Debugging Tips for running mrjob on Elastic Map Reduce

Yavar
By: Yavar Naddaf
Published: January 31, 2013
Tags : python map reduce aws

mrjob is a package that greatly simplifies writing Hadoop Streaming jobs in Python and and running them on Amazon’s Elastic MapReduce (EMR). Written and maintained by the great guys at Yelp, mrjob allows you to write a multi-level MapReduce job via a bunch of python functions, test and run it locally to make sure it works, and then send it off to 1000 EMR instances to run and return the results.

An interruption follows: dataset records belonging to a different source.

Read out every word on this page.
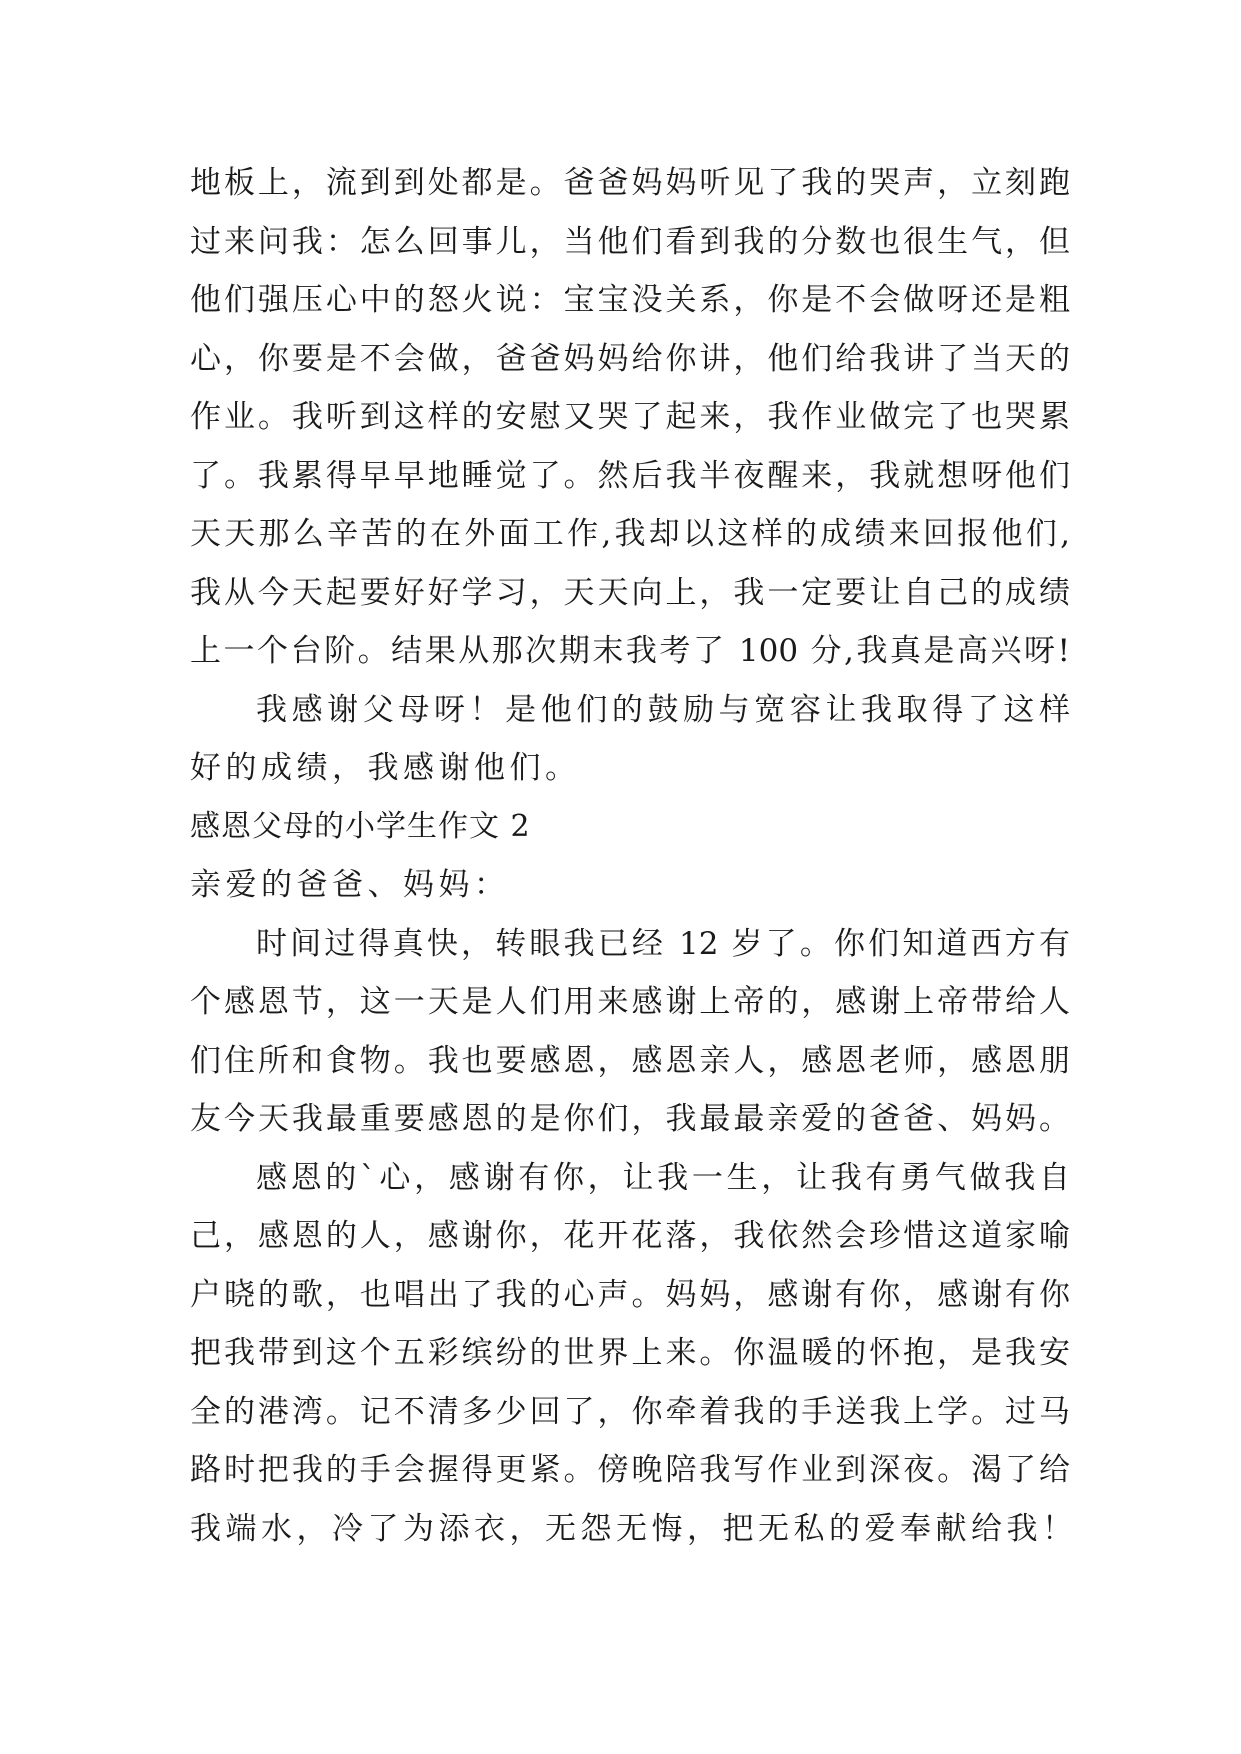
地板上，流到到处都是。爸爸妈妈听见了我的哭声，立刻跑
过来问我：怎么回事儿，当他们看到我的分数也很生气，但
他们强压心中的怒火说：宝宝没关系，你是不会做呀还是粗
心，你要是不会做，爸爸妈妈给你讲，他们给我讲了当天的
作业。我听到这样的安慰又哭了起来，我作业做完了也哭累
了。我累得早早地睡觉了。然后我半夜醒来，我就想呀他们
天天那么辛苦的在外面工作,我却以这样的成绩来回报他们,
我从今天起要好好学习，天天向上，我一定要让自己的成绩
上一个台阶。结果从那次期末我考了 100 分,我真是高兴呀!
我感谢父母呀！是他们的鼓励与宽容让我取得了这样
好的成绩，我感谢他们。
感恩父母的小学生作文 2
亲爱的爸爸、妈妈：
时间过得真快，转眼我已经 12 岁了。你们知道西方有
个感恩节，这一天是人们用来感谢上帝的，感谢上帝带给人
们住所和食物。我也要感恩，感恩亲人，感恩老师，感恩朋
友今天我最重要感恩的是你们，我最最亲爱的爸爸、妈妈。
感恩的`心，感谢有你，让我一生，让我有勇气做我自
己，感恩的人，感谢你，花开花落，我依然会珍惜这道家喻
户晓的歌，也唱出了我的心声。妈妈，感谢有你，感谢有你
把我带到这个五彩缤纷的世界上来。你温暖的怀抱，是我安
全的港湾。记不清多少回了，你牵着我的手送我上学。过马
路时把我的手会握得更紧。傍晚陪我写作业到深夜。渴了给
我端水，冷了为添衣，无怨无悔，把无私的爱奉献给我！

Because of the multiple steps involved to get the code residing on your local machine to run as distributed jobs on EMR instances, debugging mrjob programs can be very challenging. If you have already read the official troubleshooting guide and still find yourself struggling with debugging your mrjob code, here are a few tips that may save you some time:

1. Maximize test coverage

It's not shocking news that you need good test coverage to make debugging easier and faster. However, it is still worth reiterating that when writing mrjob code, you really want as much test coverage as you can get. Without good tests, re-running the full MapReduce job repeatedly as you hunt down bugs (even if you run it on your local machine) can quickly eat up your day. mrjob allows you to write tests that run a full job. However, personally, I prefer to breakdown each MapReduce step into a sequence of smaller functions and write unittests for each of the smaller steps. MapReduce is a functional programming model, so this usually works pretty well.

2. Watch out for different Python versions

As of this blog post, the latest AMI version supported in Amazon EMR is 2.3.1 which runs Debian 6.0.5 and Python 2.6. If you are using any of the Python 2.7 features (for instance set literals {1,2,3} or automatic numbering in string.format '{}:{}:{}'.format(2013, 01, 'Sunday')), your tests will pass on your local machine, but will fail on EMR. One way to address this is to install Python 2.6 along side 2.7 (short guide for ubuntu) and make sure that your tests run on Python 2.6 as well.

3. Run your tests on an EMR instance

Even when your tests pass on Python 2.6, the jobs may still fail with cryptic errors on EMR Hadoop instances. The problem is that aside from the Python version, other packages may also differ on Debian 6.0.5 compared to your local development machine. For instance, I once had a html processing job using BeautifulSoup. On my dev box, ubuntu 12.04, BeautifulSoup 3.2 is installed by default. Turns out that the EMR instances also comes with a version of BeautifulSoup pre-installed. Unfortunately for me, this is a much older and buggier version of BeautifulSoup which breaks on cases that work perfectly well on my local machine.

To fix this, I ended up launching a sandbox EMR instance (by selecting a running instance in the AWS console and picking launch more like this from the actions menu). I then ssh'ed into this box and ran my bootstrap_actions manually. Once my tests passed on this sandbox instance, my code was good to run on EMR.